Submissions are evaluated based on detection mAP and time while focusing on the interactive regime (defined below) running on Google’s Pixel 2 phone.
Item d) allows the participants to measure latency of their submissions on their local phone. Note that latency obtained via d) may be different from the latency reported by the competition’s server due to language differences, device specs and evaluation settings, etc. In all cases the latency reported by the competition’s server will be used.
All submissions, along with the empirical Pareto frontier, will be re-computed after submission closes using the same codebase version. Regressions / improvements may happen as a result of versioning difference between the time of submission and the time of evaluation. In case of a significant regression the organizers may consider using the better measurement between the two.
Participants should submit their own work and develop innovative solutions. Please do not submit released tflite models or solutions from the previous OVIC competition, or else the submission may be disqualified.
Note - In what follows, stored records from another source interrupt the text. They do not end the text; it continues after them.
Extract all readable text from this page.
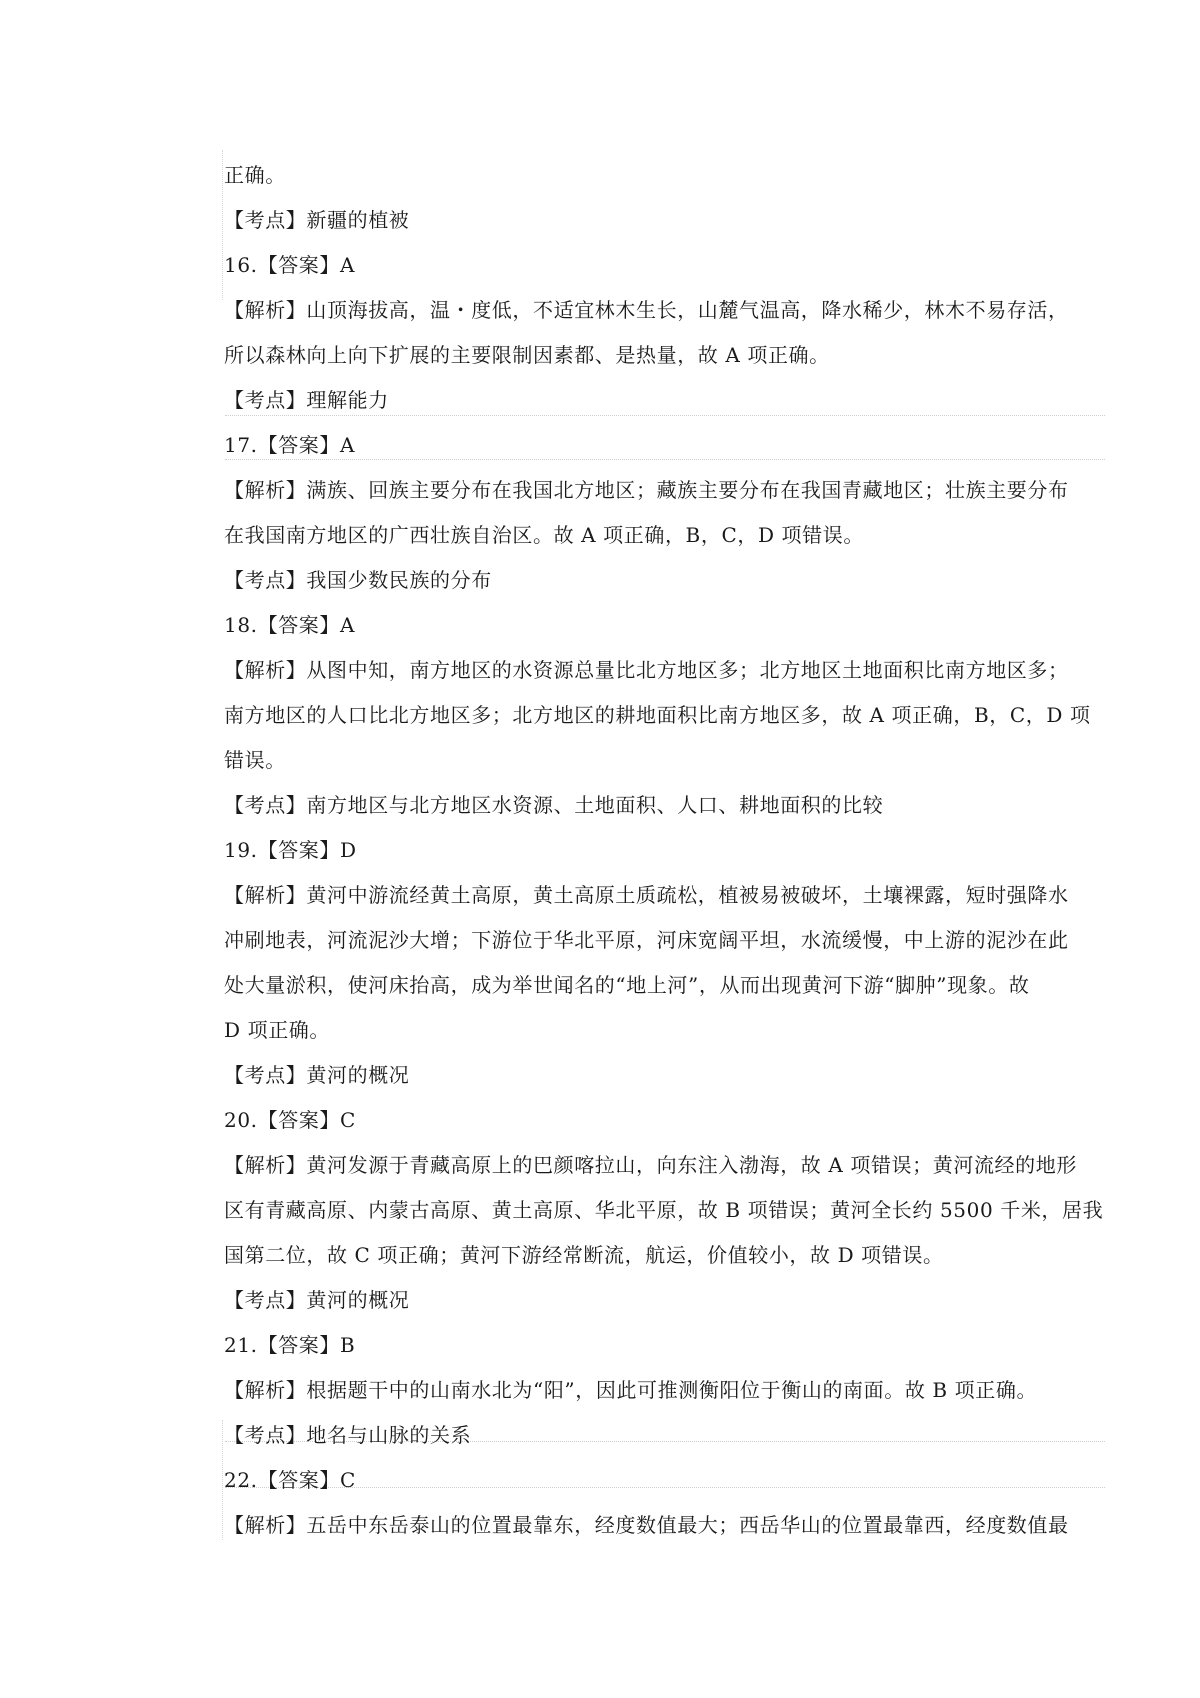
正确。
【考点】新疆的植被
16.【答案】A
【解析】山顶海拔高，温・度低，不适宜林木生长，山麓气温高，降水稀少，林木不易存活，
所以森林向上向下扩展的主要限制因素都、是热量，故 A 项正确。
【考点】理解能力
17.【答案】A
【解析】满族、回族主要分布在我国北方地区；藏族主要分布在我国青藏地区；壮族主要分布
在我国南方地区的广西壮族自治区。故 A 项正确，B，C，D 项错误。
【考点】我国少数民族的分布
18.【答案】A
【解析】从图中知，南方地区的水资源总量比北方地区多；北方地区土地面积比南方地区多；
南方地区的人口比北方地区多；北方地区的耕地面积比南方地区多，故 A 项正确，B，C，D 项
错误。
【考点】南方地区与北方地区水资源、土地面积、人口、耕地面积的比较
19.【答案】D
【解析】黄河中游流经黄土高原，黄土高原土质疏松，植被易被破坏，土壤裸露，短时强降水
冲刷地表，河流泥沙大增；下游位于华北平原，河床宽阔平坦，水流缓慢，中上游的泥沙在此
处大量淤积，使河床抬高，成为举世闻名的“地上河”，从而出现黄河下游“脚肿”现象。故
D 项正确。
【考点】黄河的概况
20.【答案】C
【解析】黄河发源于青藏高原上的巴颜喀拉山，向东注入渤海，故 A 项错误；黄河流经的地形
区有青藏高原、内蒙古高原、黄土高原、华北平原，故 B 项错误；黄河全长约 5500 千米，居我
国第二位，故 C 项正确；黄河下游经常断流，航运，价值较小，故 D 项错误。
【考点】黄河的概况
21.【答案】B
【解析】根据题干中的山南水北为“阳”，因此可推测衡阳位于衡山的南面。故 B 项正确。
【考点】地名与山脉的关系
22.【答案】C
【解析】五岳中东岳泰山的位置最靠东，经度数值最大；西岳华山的位置最靠西，经度数值最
Latency measurements of all submissions, reference models and the empirical Pareto frontier will be recomputed using the codebase on Nov 30, 2018. Regressions / improvements may happen as a result of versioning difference.
The first and second place teams for each category will be awarded $1,500 and $500, respectively.
A participant must be at least 13 years old, not a citizen of US embargoed countries, and not affiliated with the organizers or sponsors (Purdue University, Duke University, University of North Carolina Chapel Hill or employees of Facebook or Alphabet Inc.)
Registration open | Oct 15 2018 |
Submission open | Nov 1, 2018 |
Submission closed | Nov 30, 2018 |
Winner announced | Dec 5, 2018 |
[1] In case of significant latency regression in the final build, the latency measured at the time of submission may be considered at the discretion of the organizing committee.